In Seaman v. Aschermann, 51 Wis. 678, 8 N.W. 818, 37 Am. Rep. 849, there was a verbal agreement by defendant (tenant) to lease the plaintiff's store for five years; the plaintiff (landlord) broke off negotiations with another prospective tenant, and went to some expense in altering the store for the defendant's accommodation; the defendant went into possession and paid rent for two years; he declined to execute the lease and plaintiff sued for specific performance. Held, that the landlord was entitled to the relief.
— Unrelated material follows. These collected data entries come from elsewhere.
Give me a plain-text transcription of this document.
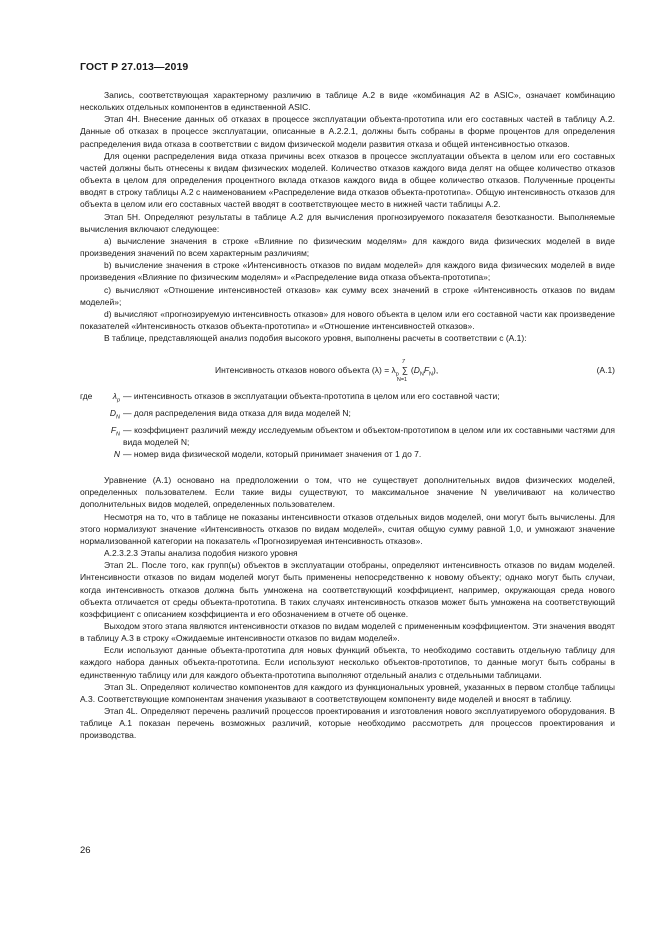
ГОСТ Р 27.013—2019

Запись, соответствующая характерному различию в таблице А.2 в виде «комбинация А2 в ASIC», означает комбинацию нескольких отдельных компонентов в единственной ASIC.

Этап 4Н. Внесение данных об отказах в процессе эксплуатации объекта-прототипа или его составных частей в таблицу А.2. Данные об отказах в процессе эксплуатации, описанные в А.2.2.1, должны быть собраны в форме процентов для определения распределения вида отказа в соответствии с видом физической модели развития отказа и общей интенсивностью отказов.

Для оценки распределения вида отказа причины всех отказов в процессе эксплуатации объекта в целом или его составных частей должны быть отнесены к видам физических моделей. Количество отказов каждого вида делят на общее количество отказов объекта в целом для определения процентного вклада отказов каждого вида в общее количество отказов. Полученные проценты вводят в строку таблицы А.2 с наименованием «Распределение вида отказов объекта-прототипа». Общую интенсивность отказов для объекта в целом или его составных частей вводят в соответствующее место в нижней части таблицы А.2.

Этап 5Н. Определяют результаты в таблице А.2 для вычисления прогнозируемого показателя безотказности. Выполняемые вычисления включают следующее:

a) вычисление значения в строке «Влияние по физическим моделям» для каждого вида физических моделей в виде произведения значений по всем характерным различиям;

b) вычисление значения в строке «Интенсивность отказов по видам моделей» для каждого вида физических моделей в виде произведения «Влияние по физическим моделям» и «Распределение вида отказа объекта-прототипа»;

c) вычисляют «Отношение интенсивностей отказов» как сумму всех значений в строке «Интенсивность отказов по видам моделей»;

d) вычисляют «прогнозируемую интенсивность отказов» для нового объекта в целом или его составной части как произведение показателей «Интенсивность отказов объекта-прототипа» и «Отношение интенсивностей отказов».

В таблице, представляющей анализ подобия высокого уровня, выполнены расчеты в соответствии с (А.1):

Интенсивность отказов нового объекта $(\lambda) = \lambda_p$ ∑
7
N=1
$(D_NF_N)$,	(А.1)
где	$\lambda_p$ — интенсивность отказов в эксплуатации объекта-прототипа в целом или его составной части;
$D_N$ — доля распределения вида отказа для вида моделей N;
$F_N$ — коэффициент различий между исследуемым объектом и объектом-прототипом в целом или их составными частями для вида моделей N;
N — номер вида физической модели, который принимает значения от 1 до 7.

Уравнение (А.1) основано на предположении о том, что не существует дополнительных видов физических моделей, определенных пользователем. Если такие виды существуют, то максимальное значение N увеличивают на количество дополнительных видов моделей, определенных пользователем.

Несмотря на то, что в таблице не показаны интенсивности отказов отдельных видов моделей, они могут быть вычислены. Для этого нормализуют значение «Интенсивность отказов по видам моделей», считая общую сумму равной 1,0, и умножают значение нормализованной категории на показатель «Прогнозируемая интенсивность отказов».

А.2.3.2.3 Этапы анализа подобия низкого уровня

Этап 2L. После того, как групп(ы) объектов в эксплуатации отобраны, определяют интенсивность отказов по видам моделей. Интенсивности отказов по видам моделей могут быть применены непосредственно к новому объекту; однако могут быть случаи, когда интенсивность отказов должна быть умножена на соответствующий коэффициент, например, окружающая среда нового объекта отличается от среды объекта-прототипа. В таких случаях интенсивность отказов может быть умножена на соответствующий коэффициент с описанием коэффициента и его обозначением в отчете об оценке.

Выходом этого этапа являются интенсивности отказов по видам моделей с примененным коэффициентом. Эти значения вводят в таблицу А.3 в строку «Ожидаемые интенсивности отказов по видам моделей».

Если используют данные объекта-прототипа для новых функций объекта, то необходимо составить отдельную таблицу для каждого набора данных объекта-прототипа. Если используют несколько объектов-прототипов, то данные могут быть собраны в единственную таблицу или для каждого объекта-прототипа выполняют отдельный анализ с отдельными таблицами.

Этап 3L. Определяют количество компонентов для каждого из функциональных уровней, указанных в первом столбце таблицы А.3. Соответствующие компонентам значения указывают в соответствующем компоненту виде моделей и вносят в таблицу.

Этап 4L. Определяют перечень различий процессов проектирования и изготовления нового эксплуатируемого оборудования. В таблице А.1 показан перечень возможных различий, которые необходимо рассмотреть для процессов проектирования и производства.

26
In Eaton v. Whitaker, 18 Conn. 222, 44 Am. Dec. 586, it was held that an agreement to lease land is within the statute of frauds, but that part performance will take it out of the statute; that delivery of possession, continued occupation, and payment of rent according to the terms of the agreement are a sufficient part performance for that purpose. The Court makes this significant observation:

"There are many cases where contracts for the absolute sale of the fee of lands have been decreed to be executed, on the ground of part performance; and it would seem not a little remarkable, for a Court to hold, that a contract for a *235 three years' lease is, in this respect, in a worse condition than would be a sale of the land is perpetuity."

The point has not been suggested, and I am not to be understood as expressing a definite opinion upon it for the lack of time for investigation, but it is questionable whether the parol agreement under the circumstances is within the statute. The trade was an entire one, that the plaintiff should buy the stock of goods and the defendant Copeland should lease the store. The plaintiff's part of the contract was fully performed, and the defendant should be required to perform his. See Gee v. Hicks, Rich, Eq. Cas. 5; Comptonv. Martin, 5 Rich. 14; Hill v. Smith, 12 Rich. 698.
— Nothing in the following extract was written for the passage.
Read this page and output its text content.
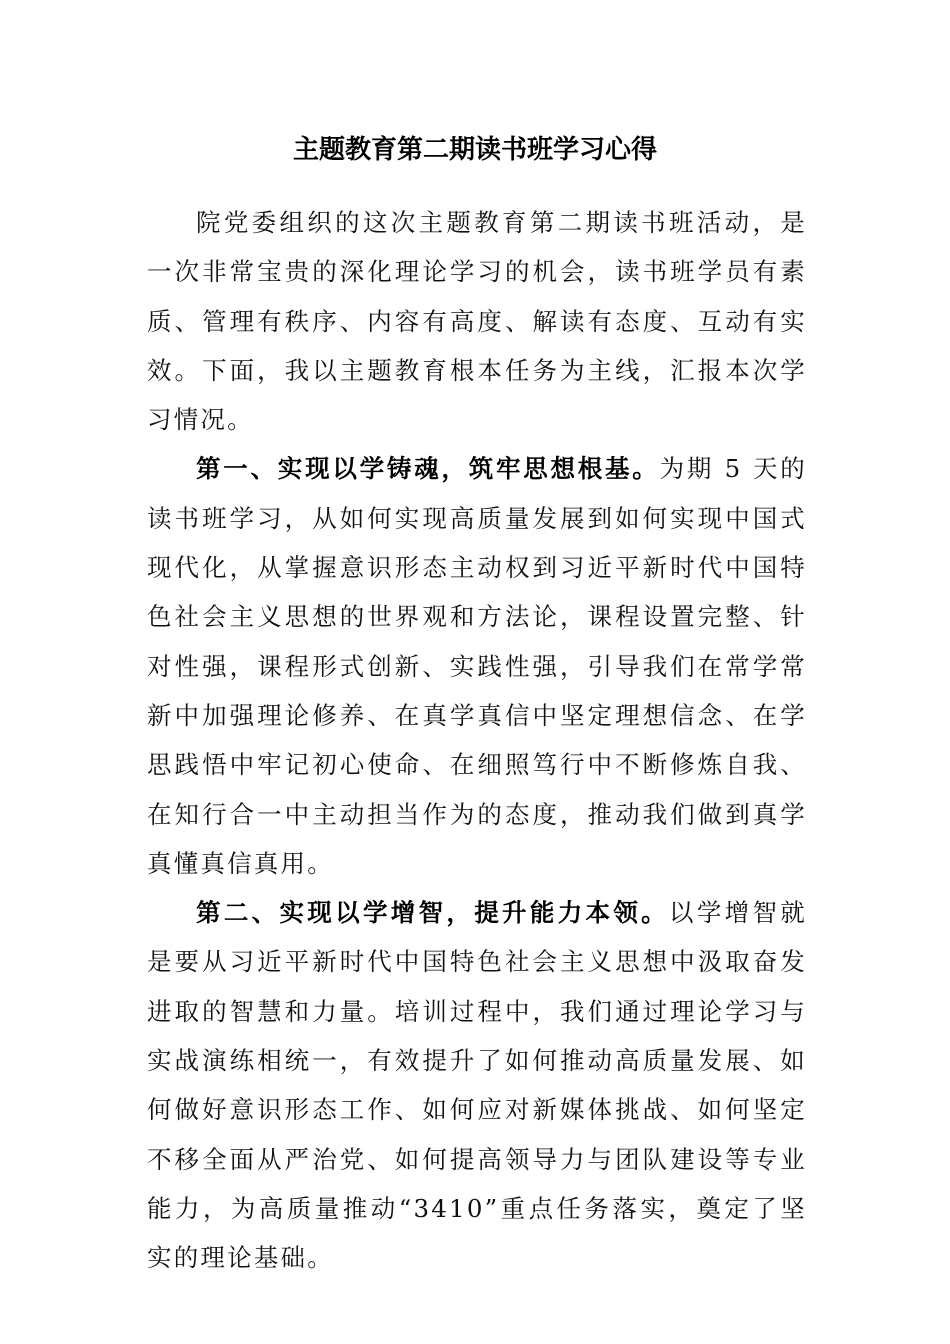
主题教育第二期读书班学习心得

院党委组织的这次主题教育第二期读书班活动，是一次非常宝贵的深化理论学习的机会，读书班学员有素质、管理有秩序、内容有高度、解读有态度、互动有实效。下面，我以主题教育根本任务为主线，汇报本次学习情况。

第一、实现以学铸魂，筑牢思想根基。为期 5 天的读书班学习，从如何实现高质量发展到如何实现中国式现代化，从掌握意识形态主动权到习近平新时代中国特色社会主义思想的世界观和方法论，课程设置完整、针对性强，课程形式创新、实践性强，引导我们在常学常新中加强理论修养、在真学真信中坚定理想信念、在学思践悟中牢记初心使命、在细照笃行中不断修炼自我、在知行合一中主动担当作为的态度，推动我们做到真学真懂真信真用。

第二、实现以学增智，提升能力本领。以学增智就是要从习近平新时代中国特色社会主义思想中汲取奋发进取的智慧和力量。培训过程中，我们通过理论学习与实战演练相统一，有效提升了如何推动高质量发展、如何做好意识形态工作、如何应对新媒体挑战、如何坚定不移全面从严治党、如何提高领导力与团队建设等专业能力，为高质量推动“3410”重点任务落实，奠定了坚实的理论基础。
That there was, according to these authorities, sufficient part performance by Workman to take the case out of the statute and to warrant a decree of specific performance I have not a doubt. Workman fully complied with his bargain; paid the purchase price of the stock of goods; went into possession of the stores under the contract; paid the rent every month; and, what is of the greatest consequence in my opinion, so altered his circumstances and condition, that it would be impossible to restore him thereto; he bought a stock of goods, had them on his hands with the burden of disposing of them at a profit, embarked upon a new and uncharted sea for him, with all the risks of storm and shipwreck, none of which he would have undertaken but for Copeland's agreement. To hold that at a time of inflated values and rent profiteering Copeland should be allowed to sell his property and the buyer to raise the rent from $500 to $1,500 a year, after the discovery that a verbal lease is good only for one year, is a conclusion to which I do not subscribe.

The argument that Copeland and his company were separate entities, and that for that reason the contracts were separate and distinct, suggests a conclusion that is in the teeth of the facts and has no support in the law. If *236 they were separate entities, I know of no principle of law or justice that would prevent a third party from being bound by his personal undertaking, upon the consideration of which one of the contracting parties assumed obligations to the other. Copeland was deeply interested personally in the corporation and in disposing of the stock of goods which belonged to it; I can see no reason why his personal obligations, which induced the trade with the corporation, should not be supported by the risk of loss which Workman assumed.

I think therefore that the decree should be reversed, and that the case should be recommitted to the special master to complete the testimony and make his report in conformity with the conclusions herein announced, which, however, should not be deemed decisive of the issues of fact in the case.